On Monday, Grande Prairie city council unanimously backed a new $500,000 pilot project regarding homelessness, social disorder, and crime prevention in the city. The city has received many complaints regarding homeless and panhandlers taking over vacant space, treating it as their own, and harming local businesses.
Protective and Social Services Director Chris Manuel says that the city recognizes the problem and plans to use the 12-month pilot project to see if it can make a positive impact.
“It adds another piece to what is already a system of care that we’ve been building out. What we’re talking about here is a public security unit, which we can deploy on a 24/7 basis. We feel this gives us a more proactive enforcement security presence either on foot or by vehicle to areas identified as priority locations,” he says.
There will be 10 officers on duty throughout the day, 2 officers per shift, and they will be very familiar with the clients they are interacting with as well as the various complexities those people have. The officers will not use force, unless absolutely necessary.
Manuel says that the narrative around the issue suggesting that homeless people are responsible for all these complaints is not entirely accurate.

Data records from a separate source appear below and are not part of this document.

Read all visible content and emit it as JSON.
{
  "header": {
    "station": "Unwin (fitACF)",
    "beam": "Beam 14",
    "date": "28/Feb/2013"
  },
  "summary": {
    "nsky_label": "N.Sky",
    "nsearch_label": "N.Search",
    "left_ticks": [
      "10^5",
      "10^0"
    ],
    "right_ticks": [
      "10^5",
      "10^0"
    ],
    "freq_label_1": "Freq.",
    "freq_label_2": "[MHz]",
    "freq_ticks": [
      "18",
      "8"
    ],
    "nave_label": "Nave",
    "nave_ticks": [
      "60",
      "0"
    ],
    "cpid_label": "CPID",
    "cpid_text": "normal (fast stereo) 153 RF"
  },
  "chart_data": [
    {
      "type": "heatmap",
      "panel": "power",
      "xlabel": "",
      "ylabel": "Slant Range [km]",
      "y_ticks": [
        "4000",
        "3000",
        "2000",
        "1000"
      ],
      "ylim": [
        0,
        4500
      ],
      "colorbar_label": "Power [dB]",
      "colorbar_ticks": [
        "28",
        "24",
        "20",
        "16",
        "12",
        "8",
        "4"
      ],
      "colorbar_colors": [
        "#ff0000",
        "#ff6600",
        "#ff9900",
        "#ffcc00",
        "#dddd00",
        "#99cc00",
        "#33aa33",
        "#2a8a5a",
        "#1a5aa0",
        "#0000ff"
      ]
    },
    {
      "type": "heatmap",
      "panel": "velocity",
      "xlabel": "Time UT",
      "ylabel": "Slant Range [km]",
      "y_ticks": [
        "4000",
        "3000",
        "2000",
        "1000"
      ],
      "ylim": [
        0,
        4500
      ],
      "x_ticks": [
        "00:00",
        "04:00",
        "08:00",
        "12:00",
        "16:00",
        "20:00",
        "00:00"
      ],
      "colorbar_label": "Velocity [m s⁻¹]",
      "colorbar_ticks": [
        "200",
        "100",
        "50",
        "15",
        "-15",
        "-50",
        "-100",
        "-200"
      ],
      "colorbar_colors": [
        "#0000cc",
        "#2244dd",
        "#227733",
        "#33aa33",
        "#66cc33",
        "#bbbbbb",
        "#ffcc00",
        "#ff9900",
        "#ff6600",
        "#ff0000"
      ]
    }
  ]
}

“It’s important to note that in a lot of these situations, people that aren’t homeless are causing issues as well, panhandling, and treating certain spaces as their own, presenting a challenge for the city and local businesses. We feel that having a better understanding of who they are, why they are occupying that space, and where they’re at is going to allow us to have better decision making,” he says.
Last year, the city launched the Mobile Outreach Program to try and address the same sort of concerns and for the most part, it has been successful, according to Manuel. The service is very heavily utilized, so much so that the city will expand the program going into 2022.